Just as they’ve been modifying their mobile medical unit, Glottmann and Riggs have realized they need to moderate their ambitions for the Mitzvah Fund. The onslaught of COVID-19 revealed the crucial roles so many people play in supporting an interconnected, interdependent society, and all are deserving of aid and relief. In gratitude, Glottmann and Riggs tried to extend their services to first responders, firefighters, paramedics, veterans, people with disabilities …

“Slowly but surely we’re learning what we can and can’t do,” Glottmann admits. “We have to place limits, and that’s hard for any caregiver to do. By necessity we’ve narrowed it down to low-income seniors, low-income veterans, and unhoused people.” 

There are other boundaries, too. Mitzvah can’t be available for emergency services, and cannot take on lifelong medical care for animals. Their goal is — must be — simply to get basic care to animals that haven’t had access to it, to address immediate issues such as dental disease that can lead to serious internal infections, to perform basic surgeries, and to help disadvantaged owners learn how best to care for their beloved companions. Sometimes Riggs and Glottmann spend hours consulting with social workers who not only confirm applicants’ income and housing status but often prepare them (and Mitzvah volunteers) for dealing with clients who are wary of social interaction.

“You come to realize that every animal comes with a human being,” says Riggs. “Some of these people are phenomenal pet owners. These animals are like a lifeline for them.”

Dave Sip appears to have none of these social inhibitions. He’s a gregarious fellow, a Marine Corps veteran who explains that he was homeless for a time in Boston and recently received a military award for helping other homeless vets in that area. That recognition attracted the attention of a sympathetic fellow-vet, who helped Dave fulfill a longtime ambition of moving to Vermont. He receives Veteran Disability Compensation, and, though spry, uses a cane.

Dave Sip, left, a veteran on disability assistance, shares information about his dog, Millie, with Mitzvah Fund veterinarian Dr. Connie Riggs on a recent Friday in Montpelier. Photo by Will Lindner.
Today, Sip is here to talk about Millie, his energetic slate-gray yearling, part pitbull (he believes) and part cane corso. He had filled out an application form the previous week and the volunteers had sent him home with a gentle leader to drape around Millie’s muzzle, hoping to contain her enthusiasm. Sip and Dr. Riggs sit down on a nearby granite bench to talk about Millie. What’s her diet like? Does she drink a lot of water? Has she been sneezing? Does she have toys? How would he describe her behavior? Is she afraid of loud noises? Sip has questions of his own: What should I use for ticks and fleas?

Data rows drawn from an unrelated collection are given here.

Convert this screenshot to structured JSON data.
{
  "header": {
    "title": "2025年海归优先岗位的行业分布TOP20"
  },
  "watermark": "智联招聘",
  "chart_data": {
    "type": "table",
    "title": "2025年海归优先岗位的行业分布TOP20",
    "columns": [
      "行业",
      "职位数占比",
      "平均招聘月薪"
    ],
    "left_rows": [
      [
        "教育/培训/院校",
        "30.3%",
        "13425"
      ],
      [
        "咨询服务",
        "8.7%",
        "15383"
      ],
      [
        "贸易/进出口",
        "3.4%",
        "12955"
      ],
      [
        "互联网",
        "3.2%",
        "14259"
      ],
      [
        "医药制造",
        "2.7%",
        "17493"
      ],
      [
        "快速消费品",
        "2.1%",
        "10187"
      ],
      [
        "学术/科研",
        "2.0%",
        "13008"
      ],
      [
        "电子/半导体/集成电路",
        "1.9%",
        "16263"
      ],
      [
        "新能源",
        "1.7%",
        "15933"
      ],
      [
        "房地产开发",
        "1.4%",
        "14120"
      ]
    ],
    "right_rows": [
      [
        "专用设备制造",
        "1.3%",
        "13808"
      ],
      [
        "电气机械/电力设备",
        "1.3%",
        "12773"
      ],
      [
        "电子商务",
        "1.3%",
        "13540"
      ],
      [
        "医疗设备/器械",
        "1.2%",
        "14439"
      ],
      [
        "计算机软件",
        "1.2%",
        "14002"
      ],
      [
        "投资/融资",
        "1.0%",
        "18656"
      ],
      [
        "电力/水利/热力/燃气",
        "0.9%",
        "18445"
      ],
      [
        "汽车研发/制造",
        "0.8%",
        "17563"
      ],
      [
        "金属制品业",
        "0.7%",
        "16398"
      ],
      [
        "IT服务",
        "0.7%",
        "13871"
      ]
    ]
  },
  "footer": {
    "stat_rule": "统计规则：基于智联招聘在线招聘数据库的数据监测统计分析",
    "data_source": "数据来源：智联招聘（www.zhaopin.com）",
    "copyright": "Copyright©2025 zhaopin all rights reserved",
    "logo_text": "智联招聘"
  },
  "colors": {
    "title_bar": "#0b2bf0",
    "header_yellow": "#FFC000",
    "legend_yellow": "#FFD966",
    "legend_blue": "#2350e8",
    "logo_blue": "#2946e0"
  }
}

Watching from her seat nearby, Carol Johnson whispers, “Connie is so gifted at these conversations. She’s very patient and thorough. Deb and Connie have to be two of the most compassionate people about animals that I’ve ever known.”

It’s a typical Friday-morning scene nowadays on the city hall sidewalk: the blue Mitzvah Fund truck parked serenely at the curb; Johnson and Abby Bruce sitting on folding chairs by the information table, Bruce with little furry Brownie on her lap as she tries to sneak gabapentin pills into his mouth; a gentleman snuggling his cat against his shoulder, waiting quietly for his turn; Connie Riggs and Dave Sip chatting on the bench about Millie as she tugs with curiosity upon her leash; passersby pausing at the table to read the Mitzvah Fund literature; a few people studying their cellphones as they wait for the next bus to arrive. And Deb Glottmann, dressed in scrubs with her COVID mask across her face, standing in Huey’s open doorway, surveying the scene she has created.

Truly, it’s all captured in the Mitzvah Fund logo: the paw in a human hand, fellow creatures comforting, loving, and sustaining each other, making life bearable – even happy – in a world that is not always kind.